Apresentador egípcio condenado a um ano de prisão por entrevistar homossexual

Mohamed al-Gheiti foi acusado de promover a homossexualidade e de desrespeito à religião. Pode ainda apelar da sentença.

Um apresentador da estação de televisão privada egípcia LTC TV foi condenado a um ano de prisão por ter entrevistado um homossexual em agosto de 2018.

Mohamed al-Gheiti, que até tinha expressado várias vezes a sua posição contra as relações entre pessoas do mesmo sexo, foi acusado de promover a homossexualidade e de desrespeito à religião.

Além de um ano de prisão, o apresentador foi também condenado a mais um ano de pena suspensa, assim como ao pagamento de uma multa de três mil libras egípcias (cerca de 130 euros), disse à AFP o advogado Samir Sabri, que lançou o processo contra Gheiti. O apresentador pode ainda apelar da sentença.

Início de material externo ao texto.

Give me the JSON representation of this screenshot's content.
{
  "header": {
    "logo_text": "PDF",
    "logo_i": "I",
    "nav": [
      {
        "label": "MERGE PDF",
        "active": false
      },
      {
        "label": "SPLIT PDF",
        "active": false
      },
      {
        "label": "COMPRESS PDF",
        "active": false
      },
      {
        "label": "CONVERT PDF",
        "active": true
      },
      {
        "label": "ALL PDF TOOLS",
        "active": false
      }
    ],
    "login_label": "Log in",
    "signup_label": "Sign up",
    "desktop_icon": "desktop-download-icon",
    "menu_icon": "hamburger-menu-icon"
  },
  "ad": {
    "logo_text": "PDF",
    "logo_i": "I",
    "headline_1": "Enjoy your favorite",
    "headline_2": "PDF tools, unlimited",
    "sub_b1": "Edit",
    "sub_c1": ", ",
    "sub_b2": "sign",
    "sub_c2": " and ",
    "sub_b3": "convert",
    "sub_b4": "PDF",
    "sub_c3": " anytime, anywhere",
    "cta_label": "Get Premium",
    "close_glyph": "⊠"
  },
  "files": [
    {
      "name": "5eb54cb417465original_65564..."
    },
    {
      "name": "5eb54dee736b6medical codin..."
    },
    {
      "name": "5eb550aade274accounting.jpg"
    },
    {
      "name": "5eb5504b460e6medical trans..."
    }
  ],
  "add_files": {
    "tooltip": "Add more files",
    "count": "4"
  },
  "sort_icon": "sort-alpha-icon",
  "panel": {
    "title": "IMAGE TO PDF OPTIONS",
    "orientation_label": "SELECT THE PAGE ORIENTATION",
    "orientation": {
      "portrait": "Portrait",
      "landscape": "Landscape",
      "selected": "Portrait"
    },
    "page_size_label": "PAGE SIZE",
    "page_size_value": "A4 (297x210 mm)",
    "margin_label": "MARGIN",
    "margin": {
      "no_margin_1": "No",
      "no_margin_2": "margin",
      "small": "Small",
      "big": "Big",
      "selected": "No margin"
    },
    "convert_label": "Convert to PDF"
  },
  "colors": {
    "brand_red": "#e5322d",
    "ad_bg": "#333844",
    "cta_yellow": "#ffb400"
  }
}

Em agosto de 2018, Gheiti entrevistou um homossexual (cujo rosto estava desfocado para esconder a sua identidade) que disse trabalhar na prostituição e falou abertamente da sua relação com outro homem.

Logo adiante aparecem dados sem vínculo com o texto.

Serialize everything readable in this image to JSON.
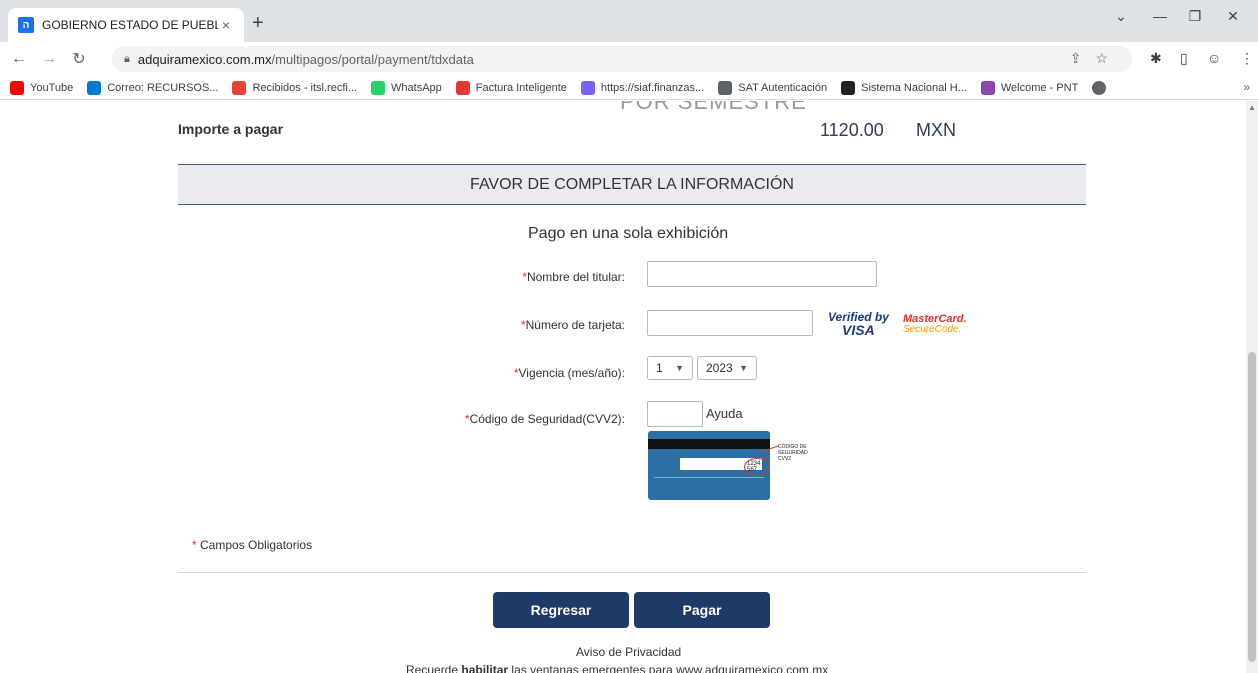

Depois de a entrevista ir para o ar, o Conselho Supremo de Regulação dos Media, um organismo de Estado, suspendeu a estação de televisão durante duas semanas por "violações profissionais". Num comunicado emitido na altura, o conselho disse que a LTC TV não respeitou a proibição da "presença de homossexuais ou a promoção dos seus símbolos" na televisão.

A proibição da presença de homossexuais na televisão foi declarada após um concerto no Cairo em 2017, durante o qual era visível uma bandeira arco-íris, símbolo da comunidade LGBT (lésbicas, gays, bissexuais e transexuais). Na altura, as autoridades lançaram operações contra os homossexuais, o que gerou queixas dos grupos de defesa dos direitos humanos.

Apesar de a homossexualidade não ser tecnicamente proibida no Egito, um país muçulmano e muito conservador, as autoridades têm usado as acusações de "deboche" ou "prostituição" para condenar as relações do mesmo sexo.